Natural disasters jokes
Why are women like hurricanes?
They come in nasty and wet, then leave with your house and car.
What do women, tornadoes, and hurricanes have in common? They all get the house.
Your hairline is so long, people call it "The Natural Disaster!"
A man dies and goes to Heaven. He sees a bunch of clocks and asks Jesus what they are for. He replied they are gauges, and that they move when people lie. He said that Mother Teresa's has moved twice, Abraham Lincoln's once, and George Washington's never.
The man asks to see the current president's, and Jesus just laughs and says that Joe Biden's is the one keeping the hurricanes to speed.
FEMA during a natural disaster is kinda like me during sex.
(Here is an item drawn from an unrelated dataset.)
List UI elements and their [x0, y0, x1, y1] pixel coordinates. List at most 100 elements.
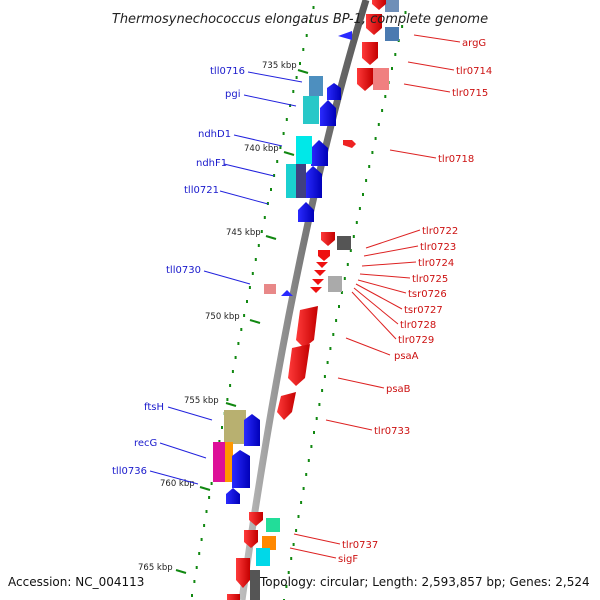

Slow to respond and not a lot of satisfying results.
How does the earth rate its sex?
Earthquake, Cataclysm, Volcano explosion, Earth's core explodes.
If the earth's core explodes, then he got tore up!
I googled "How to start a wildfire." I got 48,500 matches.
Apparently, describing the beautiful city of Hiroshima as "The bomb" is not okay.
A missile hit a hospital earlier this morning. Fortunately, no one was injured - but 100 were killed.
NASA found water on Mars.
Mars - 1
Africa - 0
When earthquakes hit, coffins become maracas underground.